In 2017, that dubious honor went to Plymouth.
The rate in Bristol is also much higher than the national average.
Across England, there were 436,260 new diagnoses last year, or 78 for every 10,000 people.
That was up from 74 for every 10,000 in 2017 – the first rise seen in several years.
Experts say the increase is happening against a backdrop of funding cuts, and warn that in some areas resources are so stretched that people are being turned away from sexual health services.
Debbie Laycock, Head of Policy and Public Affairs at Terrence Higgins Trust, said: “The latest STI statistics underlines the urgency of action to improve the state of the nation’s sexual health.
“Sexual health services are oversubscribed in many parts of the country with resources unable to match demand, resulting in people being turned away from being seen.
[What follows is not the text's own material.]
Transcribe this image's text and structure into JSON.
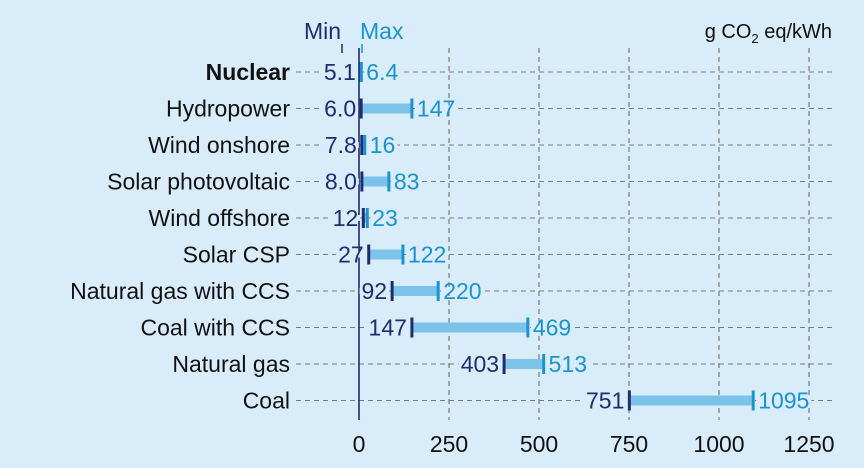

“This cannot continue and is why we’ve worked with local government and clinicians to press government to properly fund services.
“The impact of slashing funding was laid bare by MPs in a report on sexual health, which highlighted there is now a real risk of widening health inequalities already faced by certain groups.
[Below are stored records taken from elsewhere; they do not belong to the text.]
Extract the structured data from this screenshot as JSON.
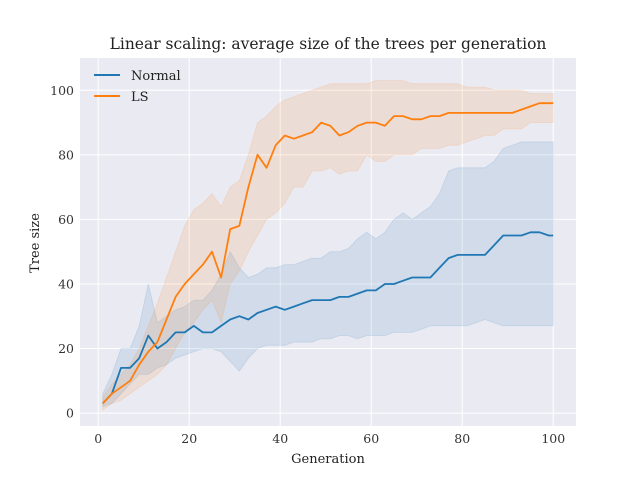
{
  "chart_data": {
    "type": "line",
    "title": "Linear scaling: average size of the trees per generation",
    "xlabel": "Generation",
    "ylabel": "Tree size",
    "xlim": [
      -4,
      105
    ],
    "ylim": [
      -4,
      110
    ],
    "xticks": [
      0,
      20,
      40,
      60,
      80,
      100
    ],
    "yticks": [
      0,
      20,
      40,
      60,
      80,
      100
    ],
    "grid": true,
    "legend_position": "top-left",
    "style": "seaborn-darkgrid",
    "colors": {
      "Normal": "#1f77b4",
      "LS": "#ff7f0e",
      "background": "#eaeaf2"
    },
    "series": [
      {
        "name": "Normal",
        "x": [
          1,
          3,
          5,
          7,
          9,
          11,
          13,
          15,
          17,
          19,
          21,
          23,
          25,
          27,
          29,
          31,
          33,
          35,
          37,
          39,
          41,
          43,
          45,
          47,
          49,
          51,
          53,
          55,
          57,
          59,
          61,
          63,
          65,
          67,
          69,
          71,
          73,
          75,
          77,
          79,
          81,
          83,
          85,
          87,
          89,
          91,
          93,
          95,
          97,
          99,
          100
        ],
        "mean": [
          3,
          6,
          14,
          14,
          17,
          24,
          20,
          22,
          25,
          25,
          27,
          25,
          25,
          27,
          29,
          30,
          29,
          31,
          32,
          33,
          32,
          33,
          34,
          35,
          35,
          35,
          36,
          36,
          37,
          38,
          38,
          40,
          40,
          41,
          42,
          42,
          42,
          45,
          48,
          49,
          49,
          49,
          49,
          52,
          55,
          55,
          55,
          56,
          56,
          55,
          55
        ],
        "lower": [
          2,
          3,
          6,
          9,
          12,
          12,
          14,
          15,
          17,
          18,
          19,
          20,
          20,
          19,
          16,
          13,
          17,
          20,
          21,
          21,
          21,
          22,
          22,
          22,
          23,
          23,
          24,
          24,
          23,
          24,
          24,
          24,
          25,
          25,
          25,
          26,
          27,
          27,
          27,
          27,
          27,
          28,
          29,
          28,
          27,
          27,
          27,
          27,
          27,
          27,
          27
        ],
        "upper": [
          6,
          12,
          20,
          20,
          27,
          40,
          28,
          30,
          32,
          33,
          35,
          35,
          38,
          43,
          50,
          45,
          42,
          43,
          45,
          45,
          46,
          46,
          47,
          48,
          48,
          50,
          50,
          51,
          54,
          56,
          54,
          56,
          60,
          62,
          60,
          62,
          64,
          68,
          75,
          76,
          76,
          76,
          76,
          78,
          82,
          83,
          84,
          84,
          84,
          84,
          84
        ]
      },
      {
        "name": "LS",
        "x": [
          1,
          3,
          5,
          7,
          9,
          11,
          13,
          15,
          17,
          19,
          21,
          23,
          25,
          27,
          29,
          31,
          33,
          35,
          37,
          39,
          41,
          43,
          45,
          47,
          49,
          51,
          53,
          55,
          57,
          59,
          61,
          63,
          65,
          67,
          69,
          71,
          73,
          75,
          77,
          79,
          81,
          83,
          85,
          87,
          89,
          91,
          93,
          95,
          97,
          99,
          100
        ],
        "mean": [
          3,
          6,
          8,
          10,
          15,
          19,
          22,
          29,
          36,
          40,
          43,
          46,
          50,
          42,
          57,
          58,
          70,
          80,
          76,
          83,
          86,
          85,
          86,
          87,
          90,
          89,
          86,
          87,
          89,
          90,
          90,
          89,
          92,
          92,
          91,
          91,
          92,
          92,
          93,
          93,
          93,
          93,
          93,
          93,
          93,
          93,
          94,
          95,
          96,
          96,
          96
        ],
        "lower": [
          1,
          3,
          4,
          6,
          8,
          10,
          12,
          15,
          20,
          25,
          28,
          32,
          35,
          28,
          40,
          44,
          50,
          55,
          60,
          62,
          65,
          70,
          70,
          75,
          75,
          76,
          74,
          75,
          75,
          80,
          78,
          78,
          80,
          80,
          80,
          82,
          82,
          82,
          83,
          83,
          84,
          85,
          86,
          86,
          88,
          88,
          88,
          90,
          90,
          90,
          90
        ],
        "upper": [
          5,
          9,
          12,
          15,
          20,
          27,
          34,
          42,
          50,
          58,
          63,
          65,
          68,
          64,
          70,
          72,
          80,
          90,
          92,
          95,
          97,
          98,
          99,
          100,
          101,
          102,
          102,
          102,
          102,
          102,
          103,
          103,
          103,
          103,
          102,
          102,
          102,
          102,
          102,
          102,
          101,
          101,
          101,
          100,
          100,
          100,
          100,
          99,
          99,
          99,
          99
        ]
      }
    ]
  }
}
“BAME communities, young people, people living with HIV and gay and bisexual men continue to experience the highest share of new STIs.
“We need targeted interventions so everyone can enjoy good sexual health.
“The government must get a grip of rising STIs and outline a plan of action through a nationwide sexual health strategy that is matched with sustainable funding.”
Nationally, new diagnoses of STIs are on the rise after years of improvement, driven in particular by significant increases in new cases of gonorrhoea and syphilis.